Storms approach downtown Charleston, WV Storms approach downtown Charleston, WV Storms approach downtown Charleston, WV Storms approach downtown Charleston, WV

Storms approach downtown Charleston, WV Storms approach downtown Charleston, WV Storms approach downtown Charleston, WV

Radar showed convection pulsing in intensity just to the south, on course to move over Kanawha City. I drove to the Cambpell's Creek area to watch this activity approach. As I did, the section of the line over Charleston became dominant, at which time I turned around. The precip onset was sudden and intense. Yeager Airport showed 53mph sustained winds with a gust to 84mph as the line hit.

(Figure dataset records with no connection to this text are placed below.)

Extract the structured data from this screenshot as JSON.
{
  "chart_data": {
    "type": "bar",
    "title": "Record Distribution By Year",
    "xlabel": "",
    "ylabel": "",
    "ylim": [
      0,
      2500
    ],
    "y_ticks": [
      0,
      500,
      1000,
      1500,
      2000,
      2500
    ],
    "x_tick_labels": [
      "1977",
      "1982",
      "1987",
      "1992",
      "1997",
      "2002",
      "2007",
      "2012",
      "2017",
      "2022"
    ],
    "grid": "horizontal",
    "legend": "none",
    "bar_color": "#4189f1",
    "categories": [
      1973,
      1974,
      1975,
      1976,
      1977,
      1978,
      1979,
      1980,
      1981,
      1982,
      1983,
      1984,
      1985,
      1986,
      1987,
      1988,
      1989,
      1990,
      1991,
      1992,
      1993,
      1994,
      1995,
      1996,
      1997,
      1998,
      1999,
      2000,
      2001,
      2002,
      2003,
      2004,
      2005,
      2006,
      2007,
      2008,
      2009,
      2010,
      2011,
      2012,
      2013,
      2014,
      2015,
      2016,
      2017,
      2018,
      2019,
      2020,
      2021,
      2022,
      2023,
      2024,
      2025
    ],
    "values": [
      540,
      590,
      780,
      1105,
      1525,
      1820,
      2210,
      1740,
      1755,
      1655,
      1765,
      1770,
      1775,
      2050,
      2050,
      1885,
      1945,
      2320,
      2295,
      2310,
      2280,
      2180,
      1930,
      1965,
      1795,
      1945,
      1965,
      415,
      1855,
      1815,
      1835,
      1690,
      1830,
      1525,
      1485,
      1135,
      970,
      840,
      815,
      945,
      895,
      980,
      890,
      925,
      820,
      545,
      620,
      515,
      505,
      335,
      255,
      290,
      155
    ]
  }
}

Radar image at time of storm

That kind of wind can easily produce damage, so I headed back towards the airport vicinity to see what I could find in the swath of the storm. I found some extensive tree damage in a very compact area along Coonskin Drive, just east of the airport runway. Although the damage path was very narrow and I found a tree trunk snapped off halfway up, the debris pattern did not look indicative of a tornado. Furthermore, there was no damage at all that I could see in the woods on the other side of Coonskin Drive that would indicate a tornado track. Most likely an intense gust of straight-line winds descended the runway embankment and struck the row of trees at the base of the hill. More tree and power line damage was reported in Clendenin and Pinch.